Evapotranspiration (ET) estimates are particularly needed for monitoring the available water of arid lands. Remote sensing data offer the ideal spatial and temporal coverage needed by irrigation water management institutions to deal with increasing pressure on available water. Low spatial resolution (LR) products present strong advantages. They cover larger zones and are acquired more frequently than high spatial resolution (HR) products. Current sensors such as Moderate-Resolution Imaging Spectroradiometer (MODIS) offer a long record history. However, validation of ET products at LR remains a difficult task. In this context, the objective of this study is to evaluate scaling properties of ET fluxes obtained at high and low resolution by two commonly used Energy Balance models, the Surface Energy Balance System (SEBS) and the Two-Source Energy Balance model (TSEB).
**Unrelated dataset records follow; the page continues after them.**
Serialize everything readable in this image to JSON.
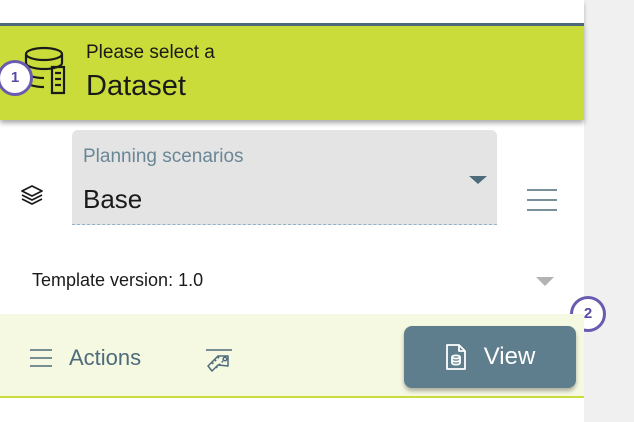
{
  "dataset": {
    "subtitle": "Please select a",
    "title": "Dataset",
    "icon": "database-icon",
    "step": "1",
    "banner_color": "#c9dc3a"
  },
  "planning": {
    "label": "Planning scenarios",
    "value": "Base",
    "layers_icon": "layers-icon",
    "menu_icon": "hamburger-menu-icon"
  },
  "template": {
    "text": "Template version: 1.0"
  },
  "actions": {
    "label": "Actions",
    "tag_icon": "tags-icon",
    "view_label": "View",
    "step": "2"
  },
  "colors": {
    "accent": "#c9dc3a",
    "primary": "#5e7e8d",
    "badge": "#6a5bb0"
  }
}
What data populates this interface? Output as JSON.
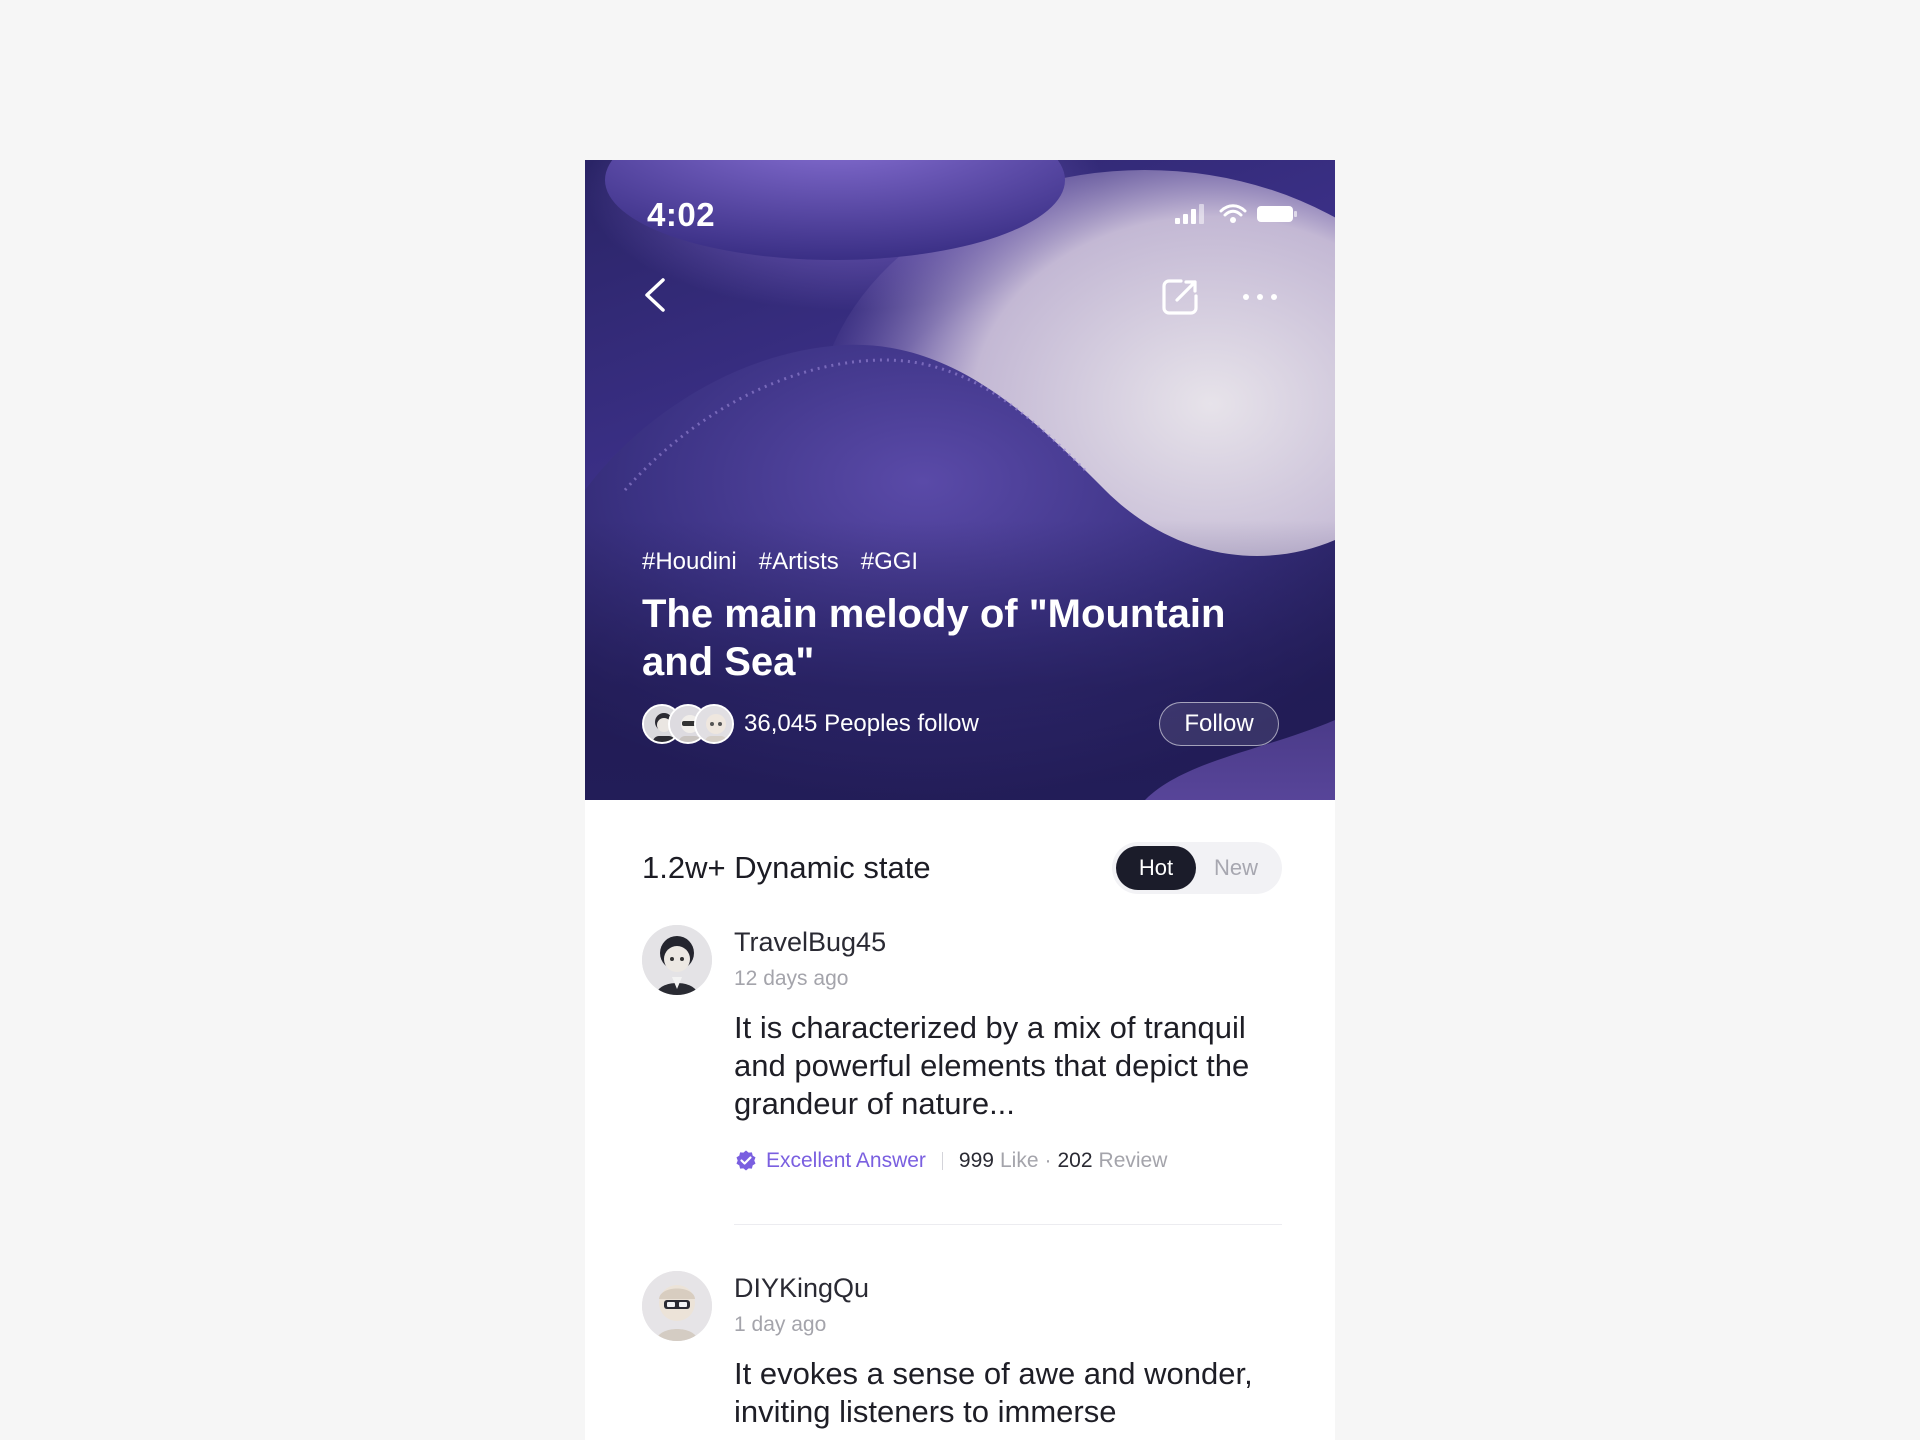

Both are forced by local meteorological observations and remote sensing data in Visible, Near Infra-Red and Thermal Infra-Red spectral domains. Remotely sensed data stem from Advanced Spaceborne Thermal Emission and Reflection Radiometer (ASTER) and MODIS sensors, respectively, resampled at 100 m and 1000 m resolutions. The study zone is a square area of 4 by 4 km2
located in a semi-arid irrigated agricultural zone in the northwest of Mexico. Wheat is the dominant crop, followed by maize and vegetables. The HR ASTER dataset includes seven dates between the 30 December 2007 and 13 May 2008 and the LR MODIS products were retrieved for the same overpasses. ET retrievals from HR ASTER products provided reference ET maps at LR once linearly aggregated at the km scale. The quality of this retrieval was assessed using eddy covariance data at seven locations within the 4 by 4 km2
square. To investigate the impact of input aggregation, we first compared to the reference dataset all fluxes obtained by running TSEB and SEBS models using ASTER reflectances and radiances previously aggregated at the km scale. Second, we compared to the same reference dataset all fluxes obtained with SEBS and TSEB models using MODIS data. LR fluxes obtained by both models driven by aggregated ASTER input data compared well with the reference simulations and illustrated the relatively good accuracy achieved using aggregated inputs (relative bias of about 3.5% for SEBS and decreased to less than 1% for TSEB). Results also showed that MODIS ET estimates compared well with the reference simulation (relative bias was down to about 2% for SEBS and 3% for TSEB). Discrepancies were mainly related to fraction cover mapping for TSEB and to surface roughness length mapping for SEBS. This was consistent with the sensitivity analysis of those parameters previously published. To improve accuracy from LR estimates obtained using the 1 km surface temperature product provided by MODIS, we tested three statistical and one deterministic aggregation rules for the most sensible input parameter, the surface roughness length. The harmonic and geometric averages appeared to be the most accurate.